Gebran Neto derruba decisão de desembargador e mantém Lula preso

Fernando Garcel


O desembargador João Pedro Gebran Neto, relator dos processos da Operação Lava Jato no Tribunal Regional Federal da 4ª Região (TRF4), revogou a decisão do desembargador Rogerio Favreto que concedeu habeas corpus ao ex-presidente Luiz Inácio Lula da Silva na manhã deste domingo (8).

Desembargador do TRF4 concede habeas corpus para Lula e determina liberdade imediata
Desembargador é completamente incompetente para libertar Lula, diz Moro
Deputados aguardam liberdade de Lula em frente à PF
> MPF segue entendimento de Moro e requer que decisão de libertar Lula seja reconsiderada
Gebran Neto derruba decisão de desembargador e mantém Lula preso

“A decisão proferida em caráter de plantão poderia ser revista por mim, juiz natural para este processo, em qualquer momento, determino que a autoridade coatora e a Polícia Federal do Paraná se abstenham de praticar qualquer ato que modifique a decisão colegiada da 8ª Turma. Considerando a reiteração de pedidos de tal espécie em feitos já examinados por todas as instâncias recursais, o que afastaria, por si só o exame do caso em plantão, avoco os autos e determino o imediato retorno ao meu gabinete onde seguirá regular tramitação”, determina Gebran Neto.

De acordo com o despacho do desembargador João Pedro Gebran Neto, o “contexto que antes já se mostrava favorável à execução da pena do paciente, agora se revela ainda mais latente”. “O recurso extraordinário interposto pela defesa não foi admitido nesta Corte, de maneira que sua eventual admissibilidade reclama a interposição de recurso de agravo específico para a Corte Constitucional”, frisa.

O relator também destaca que o habeas corpus foi impetrado pelos deputados Paulo Teixeira, Wadih Nemer, Paulo Pimenta e que estes não possuem representação válida sobre o ex-presidente Luiz Inácio Lula da Silva.
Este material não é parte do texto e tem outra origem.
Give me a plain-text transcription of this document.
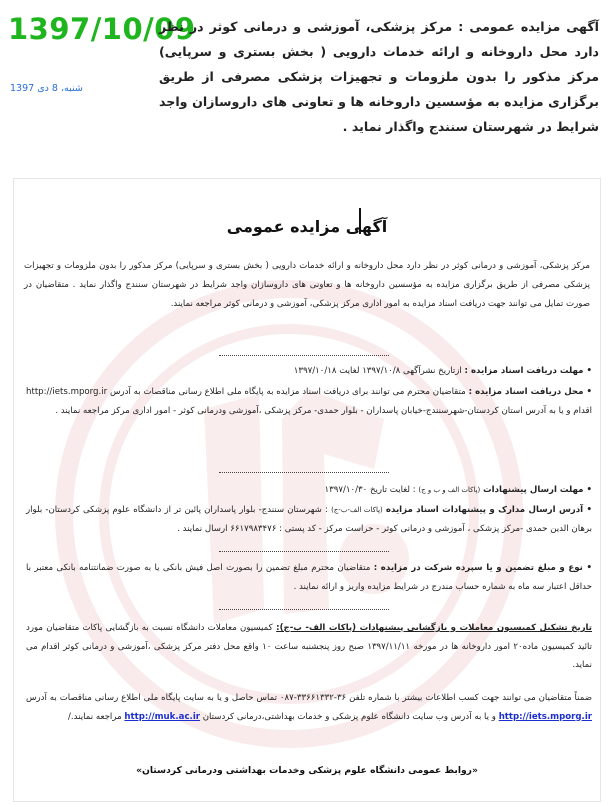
1397/10/09
شنبه، 8 دی 1397
آگهی مزایده عمومی : مرکز پزشکی، آموزشی و درمانی کوثر در نظر دارد محل داروخانه و ارائه خدمات دارویی ( بخش بستری و سرپایی) مرکز مذکور را بدون ملزومات و تجهیزات پزشکی مصرفی از طریق برگزاری مزایده به مؤسسین داروخانه ها و تعاونی های داروسازان واجد شرایط در شهرستان سنندج واگذار نماید .
آگهی مزایده عمومی
مرکز پزشکی، آموزشی و درمانی کوثر در نظر دارد محل داروخانه و ارائه خدمات دارویی ( بخش بستری و سرپایی) مرکز مذکور را بدون ملزومات و تجهیزات پزشکی مصرفی از طریق برگزاری مزایده به مؤسسین داروخانه ها و تعاونی های داروسازان واجد شرایط در شهرستان سنندج واگذار نماید . متقاضیان در صورت تمایل می توانند جهت دریافت اسناد مزایده به امور اداری مرکز پزشکی، آموزشی و درمانی کوثر مراجعه نمایند.
• مهلت دریافت اسناد مزایده : ازتاریخ نشرآگهی ۱۳۹۷/۱۰/۸ لغایت ۱۳۹۷/۱۰/۱۸
• محل دریافت اسناد مزایده : متقاضیان محترم می توانند برای دریافت اسناد مزایده به پایگاه ملی اطلاع رسانی مناقصات به آدرس http://iets.mporg.ir اقدام و یا به آدرس استان کردستان-شهرسنندج-خیابان پاسداران - بلوار حمدی- مرکز پزشکی ،آموزشی ودرمانی کوثر - امور اداری مرکز مراجعه نمایند .
• مهلت ارسال پیشنهادات (پاکات الف و ب و ج) : لغایت تاریخ ۱۳۹۷/۱۰/۳۰
• آدرس ارسال مدارک و پیشنهادات اسناد مزایده (پاکات الف-ب-ج) : شهرستان سنندج- بلوار پاسداران پائین تر از دانشگاه علوم پزشکی کردستان- بلوار برهان الدین حمدی -مرکز پزشکی ، آموزشی و درمانی کوثر - حراست مرکز - کد پستی : ۶۶۱۷۹۸۳۴۷۶ ارسال نمایند .
• نوع و مبلغ تضمین و یا سپرده شرکت در مزایده : متقاضیان محترم مبلغ تضمین را بصورت اصل فیش بانکی یا به صورت ضمانتنامه بانکی معتبر با حداقل اعتبار سه ماه به شماره حساب مندرج در شرایط مزایده واریز و ارائه نمایند .
تاریخ تشکیل کمیسیون معاملات و بازگشایی پیشنهادات (پاکات الف- ب-ج): کمیسیون معاملات دانشگاه نسبت به بازگشایی پاکات متقاضیان مورد تائید کمیسیون ماده۲۰ امور داروخانه ها در مورخه ۱۳۹۷/۱۱/۱۱ صبح روز پنجشنبه ساعت ۱۰ واقع محل دفتر مرکز پزشکی ،آموزشی و درمانی کوثر اقدام می نماید.
ضمناً متقاضیان می توانند جهت کسب اطلاعات بیشتر با شماره تلفن ۳۶-۳۳۶۶۱۳۳۲-۰۸۷ تماس حاصل و یا به سایت پایگاه ملی اطلاع رسانی مناقصات به آدرس http://iets.mporg.ir و یا به آدرس وب سایت دانشگاه علوم پزشکی و خدمات بهداشتی،درمانی کردستان http://muk.ac.ir مراجعه نمایند./
«روابط عمومی دانشگاه علوم پزشکی وخدمات بهداشتی ودرمانی کردستان»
Gebran Neto relembra que a defesa do ex-presidente havia desautorizado qualquer forma de representação que não de seus advogados legalmente constituídos.

“Em casos semelhantes, tenho determinado a intimação dos representantes legais para que manifestem expressamente seu interesse no prosseguimento do feito, sobretudo para evitar possível incompatibilidade entre a ação dos impetrantes e o efetivo interesse processual do paciente”, aponta o desembargador.

Habeas Corpus

Pela manhã, o desembargador federal Rogerio Favreto, do Tribunal Federal da 4ª Região (TRF4), concedeu habeas corpus ao ex-presidente Luiz Inácio Lula da Silva no processo em que foi condenado na Operação Lava Jato a 12 anos e um mês de prisão.
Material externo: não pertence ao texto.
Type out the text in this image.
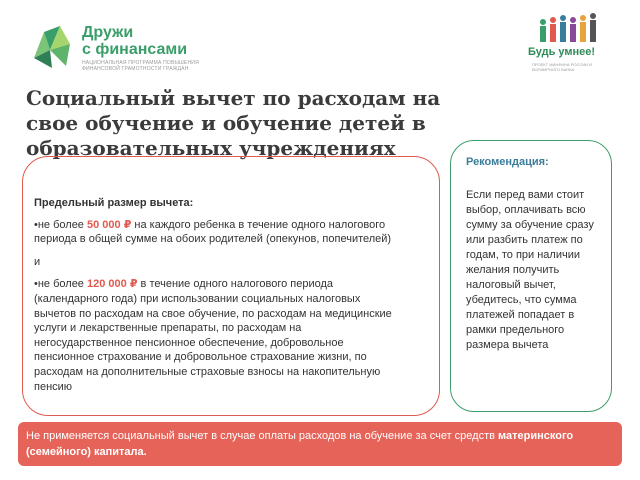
Дружи
с финансами
НАЦИОНАЛЬНАЯ ПРОГРАММА ПОВЫШЕНИЯ ФИНАНСОВОЙ ГРАМОТНОСТИ ГРАЖДАН
Будь умнее!
ПРОЕКТ МИНФИНА РОССИИ И ВСЕМИРНОГО БАНКА
Социальный вычет по расходам на свое обучение и обучение детей в образовательных учреждениях

Предельный размер вычета:

•не более 50 000 ₽ на каждого ребенка в течение одного налогового периода в общей сумме на обоих родителей (опекунов, попечителей)

и

•не более 120 000 ₽ в течение одного налогового периода (календарного года) при использовании социальных налоговых вычетов по расходам на свое обучение, по расходам на медицинские услуги и лекарственные препараты, по расходам на негосударственное пенсионное обеспечение, добровольное пенсионное страхование и добровольное страхование жизни, по расходам на дополнительные страховые взносы на накопительную пенсию

Рекомендация:
Если перед вами стоит выбор, оплачивать всю сумму за обучение сразу или разбить платеж по годам, то при наличии желания получить налоговый вычет, убедитесь, что сумма платежей попадает в рамки предельного размера вычета
Не применяется социальный вычет в случае оплаты расходов на обучение за счет средств материнского (семейного) капитала.
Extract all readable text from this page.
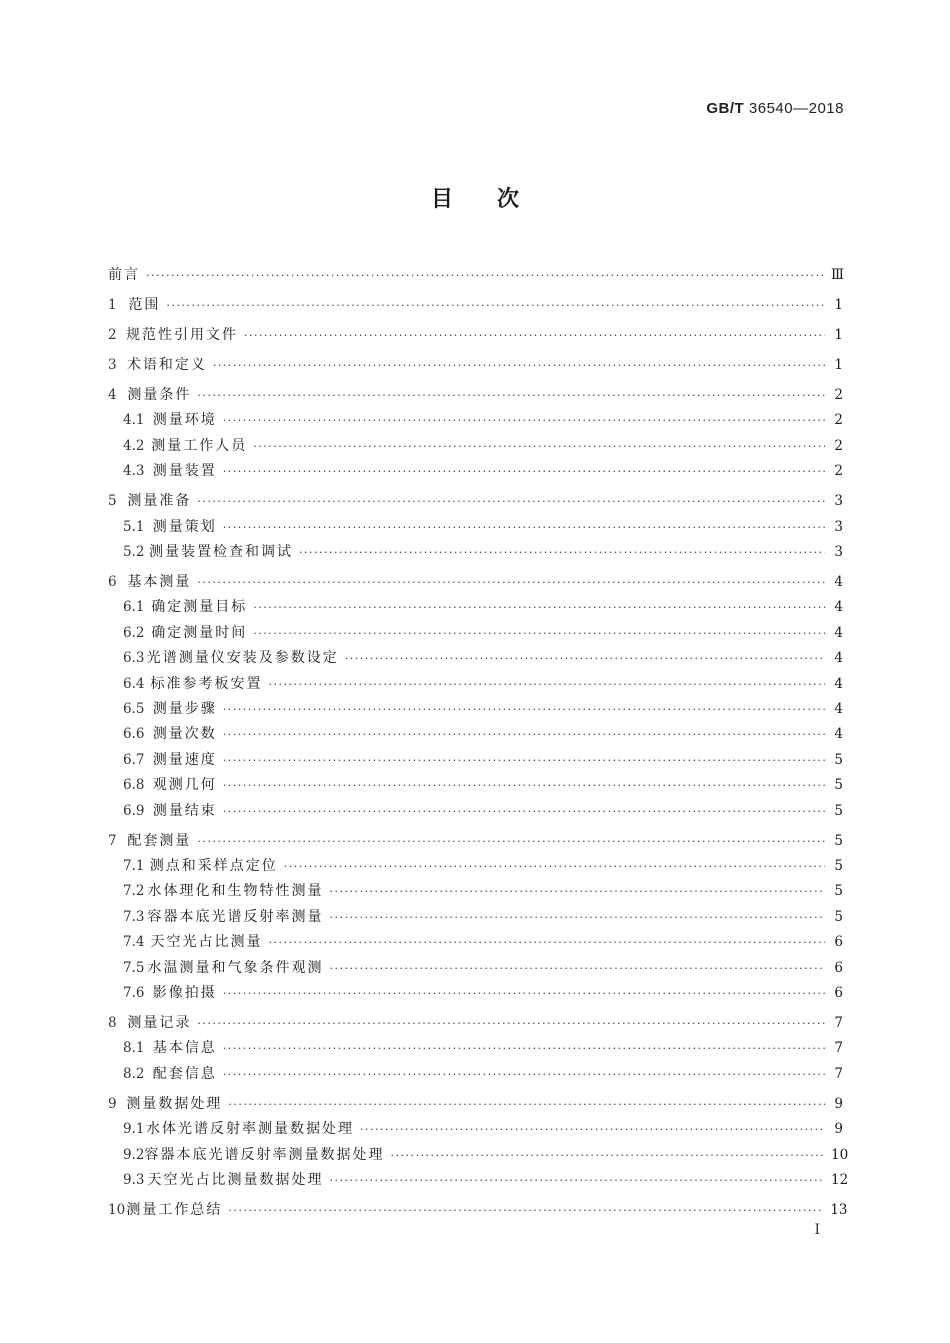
GB/T 36540—2018
目次
前言 ·····	Ⅲ
1 范围 ·····	1
2 规范性引用文件 ·····	1
3 术语和定义 ·····	1
4 测量条件 ·····	2
4.1 测量环境 ·····	2
4.2 测量工作人员 ·····	2
4.3 测量装置 ·····	2
5 测量准备 ·····	3
5.1 测量策划 ·····	3
5.2 测量装置检查和调试 ·····	3
6 基本测量 ·····	4
6.1 确定测量目标 ·····	4
6.2 确定测量时间 ·····	4
6.3 光谱测量仪安装及参数设定 ·····	4
6.4 标准参考板安置 ·····	4
6.5 测量步骤 ·····	4
6.6 测量次数 ·····	4
6.7 测量速度 ·····	5
6.8 观测几何 ·····	5
6.9 测量结束 ·····	5
7 配套测量 ·····	5
7.1 测点和采样点定位 ·····	5
7.2 水体理化和生物特性测量 ·····	5
7.3 容器本底光谱反射率测量 ·····	5
7.4 天空光占比测量 ·····	6
7.5 水温测量和气象条件观测 ·····	6
7.6 影像拍摄 ·····	6
8 测量记录 ·····	7
8.1 基本信息 ·····	7
8.2 配套信息 ·····	7
9 测量数据处理 ·····	9
9.1 水体光谱反射率测量数据处理 ·····	9
9.2 容器本底光谱反射率测量数据处理 ·····	10
9.3 天空光占比测量数据处理 ·····	12
10 测量工作总结 ·····	13
I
Na sequência, o juiz federal Sérgio Moro, responsável pelo processo na primeira instância, respondeu afirmando que o desembargador é “completamente incompetente” para libertar Lula e encaminhou o caso para apreciação do relator da Lava Jato no TRF4, desembargador João Pedro Gebran Neto, e determinou que a Polícia Federal aguarde o fim do impasse jurídico.

Após a manifestação do juiz federal Sérgio Moro, o desembargador Rogerio Favreto reforçou que a ordem de soltura seja cumprida imediatamente. Segundo Favreto, a Polícia Federal alega ausência de delegado na superintendencia, mas que o despacho determina urgência e que a ordem deve ser cumprida por qualquer autoridade policial.
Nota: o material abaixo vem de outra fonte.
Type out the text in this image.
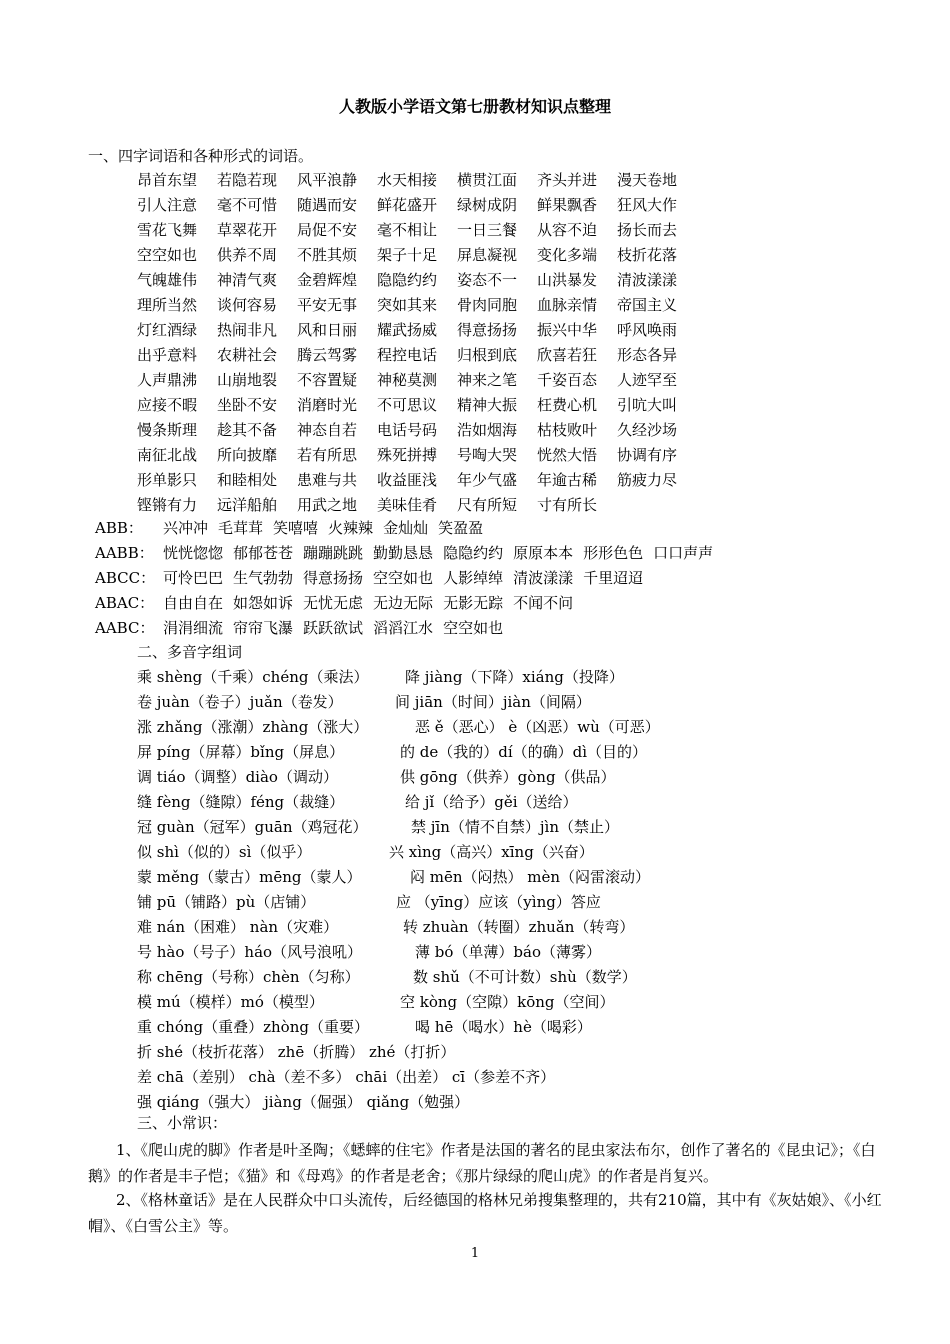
人教版小学语文第七册教材知识点整理
一、四字词语和各种形式的词语。
昂首东望 若隐若现 风平浪静 水天相接 横贯江面 齐头并进 漫天卷地
引人注意 毫不可惜 随遇而安 鲜花盛开 绿树成阴 鲜果飘香 狂风大作
雪花飞舞 草翠花开 局促不安 毫不相让 一日三餐 从容不迫 扬长而去
空空如也 供养不周 不胜其烦 架子十足 屏息凝视 变化多端 枝折花落
气魄雄伟 神清气爽 金碧辉煌 隐隐约约 姿态不一 山洪暴发 清波漾漾
理所当然 谈何容易 平安无事 突如其来 骨肉同胞 血脉亲情 帝国主义
灯红酒绿 热闹非凡 风和日丽 耀武扬威 得意扬扬 振兴中华 呼风唤雨
出乎意料 农耕社会 腾云驾雾 程控电话 归根到底 欣喜若狂 形态各异
人声鼎沸 山崩地裂 不容置疑 神秘莫测 神来之笔 千姿百态 人迹罕至
应接不暇 坐卧不安 消磨时光 不可思议 精神大振 枉费心机 引吭大叫
慢条斯理 趁其不备 神态自若 电话号码 浩如烟海 枯枝败叶 久经沙场
南征北战 所向披靡 若有所思 殊死拼搏 号啕大哭 恍然大悟 协调有序
形单影只 和睦相处 患难与共 收益匪浅 年少气盛 年逾古稀 筋疲力尽
铿锵有力 远洋船舶 用武之地 美味佳肴 尺有所短 寸有所长
ABB： 兴冲冲 毛茸茸 笑嘻嘻 火辣辣 金灿灿 笑盈盈
AABB： 恍恍惚惚 郁郁苍苍 蹦蹦跳跳 勤勤恳恳 隐隐约约 原原本本 形形色色 口口声声
ABCC： 可怜巴巴 生气勃勃 得意扬扬 空空如也 人影绰绰 清波漾漾 千里迢迢
ABAC： 自由自在 如怨如诉 无忧无虑 无边无际 无影无踪 不闻不问
AABC： 涓涓细流 帘帘飞瀑 跃跃欲试 滔滔江水 空空如也
二、多音字组词
乘 shèng（千乘）chéng（乘法） 降 jiàng（下降）xiáng（投降）
卷 juàn（卷子）juǎn（卷发）	间 jiān（时间）jiàn（间隔）
涨 zhǎng（涨潮）zhàng（涨大）	恶 ě（恶心） è（凶恶）wù（可恶）
屏 píng（屏幕）bǐng（屏息）	的 de（我的）dí（的确）dì（目的）
调 tiáo（调整）diào（调动）	供 gōng（供养）gòng（供品）
缝 fèng（缝隙）féng（裁缝）	给 jǐ（给予）gěi（送给）
冠 guàn（冠军）guān（鸡冠花）	禁 jīn（情不自禁）jìn（禁止）
似 shì（似的）sì（似乎）	兴 xìng（高兴）xīng（兴奋）
蒙 měng（蒙古）mēng（蒙人）	闷 mēn（闷热） mèn（闷雷滚动）
铺 pū（铺路）pù（店铺）	应 （yīng）应该（yìng）答应
难 nán（困难） nàn（灾难）	转 zhuàn（转圈）zhuǎn（转弯）
号 hào（号子）háo（风号浪吼）	薄 bó（单薄）báo（薄雾）
称 chēng（号称）chèn（匀称）	数 shǔ（不可计数）shù（数学）
模 mú（模样）mó（模型）	空 kòng（空隙）kōng（空间）
重 chóng（重叠）zhòng（重要）	喝 hē（喝水）hè（喝彩）
折 shé（枝折花落） zhē（折腾） zhé（打折）
差 chā（差别） chà（差不多） chāi（出差） cī（参差不齐）
强 qiáng（强大） jiàng（倔强） qiǎng（勉强）
三、小常识：
1、《爬山虎的脚》作者是叶圣陶；《蟋蟀的住宅》作者是法国的著名的昆虫家法布尔，创作了著名的《昆虫记》；《白鹅》的作者是丰子恺；《猫》和《母鸡》的作者是老舍；《那片绿绿的爬山虎》的作者是肖复兴。
2、《格林童话》是在人民群众中口头流传，后经德国的格林兄弟搜集整理的，共有210篇，其中有《灰姑娘》、《小红帽》、《白雪公主》等。
1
“Registro ainda, que sem adentrar na funcionalidade interna da Polícia Federal, o cumprimento do Alvará de Soltura não requer maiores dificuldades e deve ser efetivado por qualquer agente federal que estiver na atividade plantonista, não havendo necessidade da presença de Delegado local”, aponta o desembargador. O magistrado também aponta que o descumprimento poderá gerar pena de responsabilização de ordem judicial.

Caso triplex

O ex-presidente está preso, na Superintendência da Polícia Federal (PF), em Curitiba, desde o dia 7 de abril. Ele foi condenado a 12 anos e um mês de prisão no caso que envolvia o imóvel leiloado.

Lula foi condenado por corrupção passiva e lavagem de dinheiro. Ele teria recebido propina da construtora OAS por meio do triplex, em troca de favorecimentos políticos junto à Petrobras. As investigações apontaram o pagamento de R$ 2,2 milhões em vantagens indevidas.